Two long-lost Peter Sellers films co-written by famed Canadian author and social critic Mordecai Richler will be screened at a U.K. film festival decades after they were created.

Dearth of a Salesman and Insomnia Is Good for You were both made in 1957, before Sellers became a global movie star with breakout roles in I'm All Right Jack and as Inspector Jacques Clouseau in The Pink Panther. 

Richler, meanwhile, was a 26-year-old and living in London when he wrote the films. The Montreal-born writer’s best known works include The Apprenticeship of Duddy Kravitz and Barney's Version.

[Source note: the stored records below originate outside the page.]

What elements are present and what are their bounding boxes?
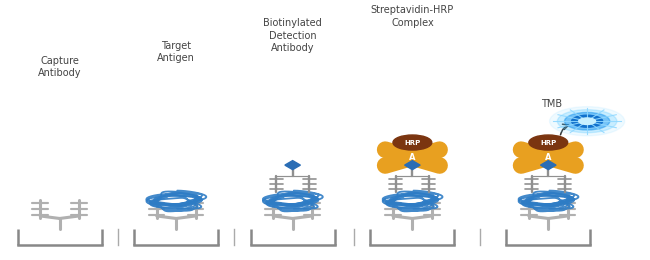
Polygon shape: [404, 161, 420, 170]
Circle shape: [564, 112, 610, 130]
Text: Biotinylated
Detection
Antibody: Biotinylated Detection Antibody: [263, 18, 322, 53]
Circle shape: [571, 115, 603, 127]
Text: A: A: [545, 153, 552, 162]
Circle shape: [557, 110, 617, 133]
Text: TMB: TMB: [541, 99, 562, 109]
Circle shape: [550, 107, 625, 136]
Polygon shape: [285, 161, 300, 170]
Circle shape: [578, 118, 595, 125]
Text: A: A: [409, 153, 415, 162]
Text: HRP: HRP: [404, 140, 421, 146]
Text: Target
Antigen: Target Antigen: [157, 41, 195, 63]
Text: HRP: HRP: [540, 140, 556, 146]
Circle shape: [393, 135, 432, 150]
Circle shape: [529, 135, 567, 150]
Text: Capture
Antibody: Capture Antibody: [38, 56, 81, 78]
Text: Streptavidin-HRP
Complex: Streptavidin-HRP Complex: [370, 5, 454, 28]
Polygon shape: [541, 161, 556, 170]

The films were discovered in 1996 in a container outside a production company's headquarters by the building manager, Robert Farrow.

"I've had those films all this time, mostly in my cupboard at home under the stairs," Farrow told CTV News.

It wasn't until last year that festival organizers showed interest in the films.

Decades after they were created, the black-and-white films, which are about 30-minutes long, will have their first public screening during the opening gala of the Southend-on-Sea Film Festival in May.

But how Sellers and Richler came to work on the short films together remains a mystery.

"The trouble is all the people are virtually dead now who can tell us any stories," said Stephen Podgorney of Dimwittie Films. "We don't know how it began, we don't know why it ended."